The helplessness and anxiety Peace Mwiza went through while expecting her first child drove her to start YouTube channel to inform and advise millennial mothers as they navigate pregnancy and motherhood.
Although Mwiza benefited from her mother’s support and guidance throughout her pregnancy, it didn’t save her from being overwhelmed by her inadequacy during pregnancy and while caring for her newborn.
She found herself with no reference points, and some of the knowledge her mother passed on to her was outdated. .
So she did the millennial thing: She googled it.
She struggled to find relevant information more especially after the baby was born. For instance, she couldn’t find information for her context as an African working pregnant woman who graduated into a working mother.
It was the middle of the pandemic, life had slowed down due to Covid-19 lockdowns, so she created a YouTube channel to advises new mothers on what to expect when expecting.
In one of the videos, she shares maternity hospital bag essentials a mother-to-be needs to pack before going to the hospital. In another, she gives tips about morning routines of working mothers, where she takes viewers through the process of pumping breast milk, cleaning and sterilising the baby’s feeding bottles.
She also touches on finances, how to deal with nannies, self-care for mothers, how to avoid postpartum depression and mental health, and how to create a work-life balance. She also invites professionals who give insights.
Her followers say the channel not only spoke to their pains, but also empowered them to gain control of their lives.
“The feedback and messages I receive every day, those that I have had a privilege to meet and those I may probably never meet makes me happy," she says.
A generation of mothers who were largely housewives and had no need to pump and freeze breast milk for instance.
Lifestyles and non-observance of certain traditions has changed norms and beliefs.

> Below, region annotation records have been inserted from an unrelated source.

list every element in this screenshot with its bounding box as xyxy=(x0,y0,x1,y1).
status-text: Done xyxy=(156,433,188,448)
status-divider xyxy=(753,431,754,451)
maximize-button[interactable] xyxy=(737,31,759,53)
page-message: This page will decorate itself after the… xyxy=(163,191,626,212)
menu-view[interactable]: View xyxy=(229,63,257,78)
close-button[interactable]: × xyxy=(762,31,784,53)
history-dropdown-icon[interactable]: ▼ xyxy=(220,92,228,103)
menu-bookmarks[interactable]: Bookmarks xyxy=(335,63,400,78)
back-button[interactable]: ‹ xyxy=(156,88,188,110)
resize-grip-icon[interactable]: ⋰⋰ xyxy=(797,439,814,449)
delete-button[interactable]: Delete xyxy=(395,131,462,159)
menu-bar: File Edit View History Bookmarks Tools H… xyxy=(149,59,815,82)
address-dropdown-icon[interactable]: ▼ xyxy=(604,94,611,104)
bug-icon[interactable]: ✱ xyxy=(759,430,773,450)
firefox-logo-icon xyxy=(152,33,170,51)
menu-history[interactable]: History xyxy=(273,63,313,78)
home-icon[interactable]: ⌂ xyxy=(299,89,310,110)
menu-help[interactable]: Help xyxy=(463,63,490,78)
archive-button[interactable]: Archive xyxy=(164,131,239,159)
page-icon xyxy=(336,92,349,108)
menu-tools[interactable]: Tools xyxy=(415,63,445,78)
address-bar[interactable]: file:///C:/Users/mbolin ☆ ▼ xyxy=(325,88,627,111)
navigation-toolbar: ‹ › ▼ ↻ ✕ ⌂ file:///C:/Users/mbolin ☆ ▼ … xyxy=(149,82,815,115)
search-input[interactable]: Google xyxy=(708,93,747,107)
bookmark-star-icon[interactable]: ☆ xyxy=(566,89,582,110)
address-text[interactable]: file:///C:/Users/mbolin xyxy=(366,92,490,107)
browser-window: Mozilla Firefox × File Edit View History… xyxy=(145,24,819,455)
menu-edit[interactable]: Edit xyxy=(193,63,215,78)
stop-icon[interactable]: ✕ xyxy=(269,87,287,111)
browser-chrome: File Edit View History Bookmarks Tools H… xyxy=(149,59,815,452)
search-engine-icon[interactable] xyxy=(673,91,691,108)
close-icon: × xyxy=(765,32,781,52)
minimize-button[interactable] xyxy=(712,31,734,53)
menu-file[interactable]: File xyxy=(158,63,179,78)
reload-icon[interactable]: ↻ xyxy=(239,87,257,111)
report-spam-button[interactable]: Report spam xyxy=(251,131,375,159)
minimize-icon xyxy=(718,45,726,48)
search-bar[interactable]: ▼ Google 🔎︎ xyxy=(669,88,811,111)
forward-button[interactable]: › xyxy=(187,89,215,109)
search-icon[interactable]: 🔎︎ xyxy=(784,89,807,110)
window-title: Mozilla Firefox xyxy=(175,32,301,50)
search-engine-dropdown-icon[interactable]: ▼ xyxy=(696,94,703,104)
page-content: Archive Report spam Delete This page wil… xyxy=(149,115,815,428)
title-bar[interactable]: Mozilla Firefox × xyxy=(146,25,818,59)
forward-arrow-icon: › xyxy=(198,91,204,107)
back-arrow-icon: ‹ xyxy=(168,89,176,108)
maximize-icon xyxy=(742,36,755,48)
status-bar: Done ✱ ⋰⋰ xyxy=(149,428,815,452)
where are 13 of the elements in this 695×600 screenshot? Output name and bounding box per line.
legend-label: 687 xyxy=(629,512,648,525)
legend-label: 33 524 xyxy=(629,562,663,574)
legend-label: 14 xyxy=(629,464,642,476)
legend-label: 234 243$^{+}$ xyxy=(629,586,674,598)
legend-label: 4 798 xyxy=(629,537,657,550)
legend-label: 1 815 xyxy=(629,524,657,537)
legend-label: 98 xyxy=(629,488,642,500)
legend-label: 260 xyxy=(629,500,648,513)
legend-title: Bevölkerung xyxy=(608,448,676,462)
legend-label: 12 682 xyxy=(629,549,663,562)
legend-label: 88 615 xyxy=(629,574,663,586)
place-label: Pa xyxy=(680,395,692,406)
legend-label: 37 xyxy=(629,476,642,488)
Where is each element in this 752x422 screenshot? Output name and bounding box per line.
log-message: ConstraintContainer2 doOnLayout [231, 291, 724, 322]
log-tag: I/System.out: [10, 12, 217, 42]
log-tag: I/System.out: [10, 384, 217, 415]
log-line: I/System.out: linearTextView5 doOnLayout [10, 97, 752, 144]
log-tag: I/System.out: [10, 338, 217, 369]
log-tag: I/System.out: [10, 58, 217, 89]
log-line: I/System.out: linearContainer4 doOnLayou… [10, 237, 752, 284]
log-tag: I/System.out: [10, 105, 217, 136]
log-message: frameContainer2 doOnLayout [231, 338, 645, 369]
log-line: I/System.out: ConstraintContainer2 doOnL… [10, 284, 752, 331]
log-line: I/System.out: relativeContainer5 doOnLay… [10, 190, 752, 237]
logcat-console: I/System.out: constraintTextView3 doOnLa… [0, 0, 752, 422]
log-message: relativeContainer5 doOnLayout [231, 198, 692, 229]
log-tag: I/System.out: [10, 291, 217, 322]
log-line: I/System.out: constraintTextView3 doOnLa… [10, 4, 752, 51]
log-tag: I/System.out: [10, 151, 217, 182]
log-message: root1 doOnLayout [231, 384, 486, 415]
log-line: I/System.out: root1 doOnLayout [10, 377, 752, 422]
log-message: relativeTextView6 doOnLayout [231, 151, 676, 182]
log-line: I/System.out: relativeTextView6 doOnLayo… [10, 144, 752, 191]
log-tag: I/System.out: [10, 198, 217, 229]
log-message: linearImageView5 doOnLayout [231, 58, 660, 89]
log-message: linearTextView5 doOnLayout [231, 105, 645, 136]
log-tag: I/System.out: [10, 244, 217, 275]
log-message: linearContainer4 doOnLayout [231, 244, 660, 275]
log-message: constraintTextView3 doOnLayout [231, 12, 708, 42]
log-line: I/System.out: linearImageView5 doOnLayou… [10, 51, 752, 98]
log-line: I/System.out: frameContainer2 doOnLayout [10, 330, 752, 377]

For instance even food for pregnant and lactating mothers has changed.
Baby formula is used to supplement breast milk.
As societies evolve and lifestyles change, the more millennial mothers feel isolated, and turn to the Internet for answers.
Mwiza found herself lost in that transition, so she sought knowledge and tips online. However, much of what she got was not suitable for her context, so she created a YouTube channel that fits into the context of a Rwandan millennial mother.
“I was driven to start the YouTube channel as platform I hope to use to help fellow young, first-time mums through my experience, and a safe space where all mothers willing to share their insights and experiences in this journey, help to prepare others in ways I didn’t find going into it.
“I struggled to get relatable information whether about how we do it in Rwanda or about how it’s done in this day and age, so I wanted to bridge the gap” said Mwiza.